Combater mentiras é cansativo, mas deve ser feito, diz o ex-veterano da CIA Larry Johnson, referindo-se a “comentadores” nos EUA: “É preciso ter estômago forte para ouvir o tsunami de mentiras que sai de seus lábios”. O mesmo se pode dizer dos de cá: o seu discurso não sai fora dos temas promovidos pelas centrais de (des)informação a nível internacional. Nunca são referidas perdas ucranianas, nem sondagens sobre o que pensam os ucranianos, aparecendo personagens isoladas com todo o ar de debitar textos encomendados.

2ª lição - Para ser democrata basta obedecer aos EUA

Trata-se de obter um certificado de democracia para fazer parte da dita “comunidade internacional” (OTAN, aliados e subordinados) mas que, como La peau de chagrin de Balzac, se vai reduzindo pelos atos dessa mesma “comunidade”.

Escrevia De Gaulle nas suas Memoires de Guerre, “O essencial (para os EUA) era evitar que tudo o que não era comunista não fosse levado a sê-lo. (…) Enfim perante a ameaça o mundo livre nada melhor tinha a fazer do que aceitar a liderança de Washington. Eis do que se tratava: nada de fronteiras, de desacordos, de garantias”. [1][1]

Este trecho configura já a "ordem baseada em regras" dos EUA, oposta a políticas que defendam a independência e soberania de cada país, agindo no interesse do povo. Os EUA derrubaram ou tentaram derrubar mais de 50 governos, a maioria democracias; interferiram em eleições democráticas em 30 países. Lançaram bombas sobre pessoas em 30 países, a maioria pobres e indefesos. Tentaram o homicídio de líderes de 50 países; reprimiram movimentos de libertação em 20 Países. A extensão e a escala desta tragédia não são relatadas nem reconhecidas pelos media; os responsáveis continuam a dominar vida política dos EUA. É neste sentido que Nick Turse afirma: “Quando é que um golpe de Estado não é um golpe? Quando os EUA assim o dizem”.

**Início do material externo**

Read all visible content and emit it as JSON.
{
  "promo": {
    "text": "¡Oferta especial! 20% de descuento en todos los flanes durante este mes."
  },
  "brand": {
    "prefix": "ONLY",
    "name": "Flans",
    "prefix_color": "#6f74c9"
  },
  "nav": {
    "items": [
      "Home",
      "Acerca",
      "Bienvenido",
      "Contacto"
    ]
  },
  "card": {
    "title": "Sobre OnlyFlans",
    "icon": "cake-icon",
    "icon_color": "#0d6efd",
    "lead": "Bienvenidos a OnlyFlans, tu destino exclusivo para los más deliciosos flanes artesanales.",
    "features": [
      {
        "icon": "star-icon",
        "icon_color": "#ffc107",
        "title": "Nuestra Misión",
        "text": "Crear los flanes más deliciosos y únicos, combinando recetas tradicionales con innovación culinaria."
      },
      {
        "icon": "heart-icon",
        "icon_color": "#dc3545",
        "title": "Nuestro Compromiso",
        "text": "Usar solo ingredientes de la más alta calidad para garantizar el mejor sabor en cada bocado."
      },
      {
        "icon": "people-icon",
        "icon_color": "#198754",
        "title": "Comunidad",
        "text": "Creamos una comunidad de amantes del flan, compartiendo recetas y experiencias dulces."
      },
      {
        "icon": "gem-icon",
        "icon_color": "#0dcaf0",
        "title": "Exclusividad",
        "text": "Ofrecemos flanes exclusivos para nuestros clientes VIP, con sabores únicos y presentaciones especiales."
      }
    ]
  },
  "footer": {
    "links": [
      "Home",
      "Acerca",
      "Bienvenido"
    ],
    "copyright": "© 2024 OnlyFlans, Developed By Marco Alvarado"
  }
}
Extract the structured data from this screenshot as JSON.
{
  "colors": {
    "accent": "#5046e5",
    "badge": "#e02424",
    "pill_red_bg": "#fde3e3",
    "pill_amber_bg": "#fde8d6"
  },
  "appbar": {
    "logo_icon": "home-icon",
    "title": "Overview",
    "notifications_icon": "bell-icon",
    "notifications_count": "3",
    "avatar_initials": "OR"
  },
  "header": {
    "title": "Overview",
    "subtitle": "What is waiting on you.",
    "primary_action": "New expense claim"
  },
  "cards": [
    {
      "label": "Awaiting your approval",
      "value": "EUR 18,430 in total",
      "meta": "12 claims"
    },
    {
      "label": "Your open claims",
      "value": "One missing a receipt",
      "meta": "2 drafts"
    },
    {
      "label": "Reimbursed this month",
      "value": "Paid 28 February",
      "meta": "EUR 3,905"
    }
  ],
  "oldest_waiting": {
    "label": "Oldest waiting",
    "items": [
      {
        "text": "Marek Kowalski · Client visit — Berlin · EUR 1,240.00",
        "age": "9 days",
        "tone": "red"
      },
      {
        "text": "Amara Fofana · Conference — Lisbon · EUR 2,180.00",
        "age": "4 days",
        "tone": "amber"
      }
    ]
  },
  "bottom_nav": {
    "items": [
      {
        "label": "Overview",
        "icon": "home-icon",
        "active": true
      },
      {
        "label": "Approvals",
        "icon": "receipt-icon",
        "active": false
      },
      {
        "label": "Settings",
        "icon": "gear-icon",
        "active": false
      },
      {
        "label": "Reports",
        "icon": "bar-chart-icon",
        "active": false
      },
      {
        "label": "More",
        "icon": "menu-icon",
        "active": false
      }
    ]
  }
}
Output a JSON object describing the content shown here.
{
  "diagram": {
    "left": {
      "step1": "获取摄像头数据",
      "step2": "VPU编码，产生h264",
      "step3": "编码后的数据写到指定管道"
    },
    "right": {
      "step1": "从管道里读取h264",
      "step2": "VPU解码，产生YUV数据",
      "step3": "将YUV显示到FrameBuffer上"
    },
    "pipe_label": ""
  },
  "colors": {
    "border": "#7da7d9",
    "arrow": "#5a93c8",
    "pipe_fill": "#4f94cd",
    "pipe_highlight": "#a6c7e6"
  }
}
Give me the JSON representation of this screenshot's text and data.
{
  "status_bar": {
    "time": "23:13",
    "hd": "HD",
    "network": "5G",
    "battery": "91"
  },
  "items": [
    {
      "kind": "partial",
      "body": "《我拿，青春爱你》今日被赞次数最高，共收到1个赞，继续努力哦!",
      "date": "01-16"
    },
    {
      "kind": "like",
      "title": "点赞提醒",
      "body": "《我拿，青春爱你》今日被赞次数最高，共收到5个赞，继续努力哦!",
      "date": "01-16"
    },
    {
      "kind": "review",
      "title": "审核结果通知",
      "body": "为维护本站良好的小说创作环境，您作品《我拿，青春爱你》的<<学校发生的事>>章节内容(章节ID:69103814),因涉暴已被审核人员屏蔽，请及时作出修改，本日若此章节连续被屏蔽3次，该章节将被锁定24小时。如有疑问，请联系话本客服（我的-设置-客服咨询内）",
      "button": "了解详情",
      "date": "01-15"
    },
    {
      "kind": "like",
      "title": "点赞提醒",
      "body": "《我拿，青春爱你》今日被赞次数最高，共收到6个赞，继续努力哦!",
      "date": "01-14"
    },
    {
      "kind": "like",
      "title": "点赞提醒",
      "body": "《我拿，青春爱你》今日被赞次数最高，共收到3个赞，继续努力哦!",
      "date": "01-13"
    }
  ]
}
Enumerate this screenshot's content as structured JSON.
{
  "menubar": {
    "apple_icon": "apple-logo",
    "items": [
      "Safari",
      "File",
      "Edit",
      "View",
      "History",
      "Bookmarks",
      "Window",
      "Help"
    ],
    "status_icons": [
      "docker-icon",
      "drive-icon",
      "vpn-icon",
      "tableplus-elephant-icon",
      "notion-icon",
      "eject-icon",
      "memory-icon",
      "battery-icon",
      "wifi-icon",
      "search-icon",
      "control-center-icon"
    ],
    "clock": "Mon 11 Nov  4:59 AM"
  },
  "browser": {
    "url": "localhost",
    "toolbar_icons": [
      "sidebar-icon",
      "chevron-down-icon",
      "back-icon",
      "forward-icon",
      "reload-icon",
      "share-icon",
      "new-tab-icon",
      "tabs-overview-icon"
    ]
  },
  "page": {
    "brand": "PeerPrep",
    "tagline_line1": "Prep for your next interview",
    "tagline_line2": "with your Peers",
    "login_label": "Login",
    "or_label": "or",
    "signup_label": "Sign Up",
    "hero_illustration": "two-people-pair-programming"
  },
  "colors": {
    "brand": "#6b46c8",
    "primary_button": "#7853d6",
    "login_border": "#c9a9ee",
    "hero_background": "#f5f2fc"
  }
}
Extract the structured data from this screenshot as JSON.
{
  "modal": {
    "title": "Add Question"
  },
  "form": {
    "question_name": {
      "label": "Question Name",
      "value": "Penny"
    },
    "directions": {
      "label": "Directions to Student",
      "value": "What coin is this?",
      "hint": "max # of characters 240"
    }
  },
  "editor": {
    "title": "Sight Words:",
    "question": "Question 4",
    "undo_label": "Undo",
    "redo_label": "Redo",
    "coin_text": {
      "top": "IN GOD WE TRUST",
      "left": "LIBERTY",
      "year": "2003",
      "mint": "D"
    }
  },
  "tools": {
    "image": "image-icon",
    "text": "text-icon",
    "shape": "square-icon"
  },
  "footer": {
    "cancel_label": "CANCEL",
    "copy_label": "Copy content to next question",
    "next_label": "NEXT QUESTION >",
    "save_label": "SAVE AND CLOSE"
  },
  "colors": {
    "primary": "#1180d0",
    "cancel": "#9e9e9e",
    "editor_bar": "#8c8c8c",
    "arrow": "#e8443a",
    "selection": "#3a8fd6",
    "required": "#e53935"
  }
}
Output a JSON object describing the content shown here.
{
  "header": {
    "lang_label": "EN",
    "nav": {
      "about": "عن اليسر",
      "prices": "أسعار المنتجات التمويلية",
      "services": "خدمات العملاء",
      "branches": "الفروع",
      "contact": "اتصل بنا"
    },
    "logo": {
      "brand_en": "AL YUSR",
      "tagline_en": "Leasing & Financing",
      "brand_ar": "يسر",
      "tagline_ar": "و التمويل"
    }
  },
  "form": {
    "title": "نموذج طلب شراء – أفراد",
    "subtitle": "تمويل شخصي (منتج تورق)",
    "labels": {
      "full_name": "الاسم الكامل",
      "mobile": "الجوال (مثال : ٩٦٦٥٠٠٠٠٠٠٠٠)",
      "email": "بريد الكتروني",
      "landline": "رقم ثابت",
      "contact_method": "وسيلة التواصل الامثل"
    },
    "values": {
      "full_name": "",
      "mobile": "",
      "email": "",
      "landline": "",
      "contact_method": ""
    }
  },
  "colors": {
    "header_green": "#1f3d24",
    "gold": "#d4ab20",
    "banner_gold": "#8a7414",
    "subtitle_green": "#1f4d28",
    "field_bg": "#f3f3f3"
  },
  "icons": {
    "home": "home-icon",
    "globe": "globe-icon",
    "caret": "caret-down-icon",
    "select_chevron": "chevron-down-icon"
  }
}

E nisto se baseia a “ordem baseada em regras”, que ninguém sabe quais são – os vassalos apenas obedecem – já que sanções não foram aplicadas, nem sequer sonhadas aplicar, aos Pinochets, Vilelas, Duvaliers, Mobutus, Suhartos, and so on…

Como disse Michael Hudson: Qualquer país que procure promover uma democracia através de gastos públicos em infraestruturas básicas ou no sector bancário, como a China está a fazer, é chamado de autocracia. E autocracias que impõem uma oligarquia para lutar contra a força de trabalho e impedir políticas que levariam a industrializar e enriquecer o país, é qualificada de democracia, não de autocracia.

Mas esta “ordem” abre fissuras, perde credibilidade. A guerra na Ucrânia veio mostrar as fragilidades e a hipocrisia de um discurso empolado de direitos humanos e democracia, mas que suporta o regime de Kiev, completamente desacreditado internacionalmente pela sua corrupção, domínio de neonazis e total dependência do ocidente. O colunista do The National Interest, Ted Snyder, observou que os Estados Unidos e a Europa ficaram surpreendidos com a reação neutra da grande maioria dos países africanos em relação à guerra e sanções contra a Rússia, identificando-se com um mundo multipolar.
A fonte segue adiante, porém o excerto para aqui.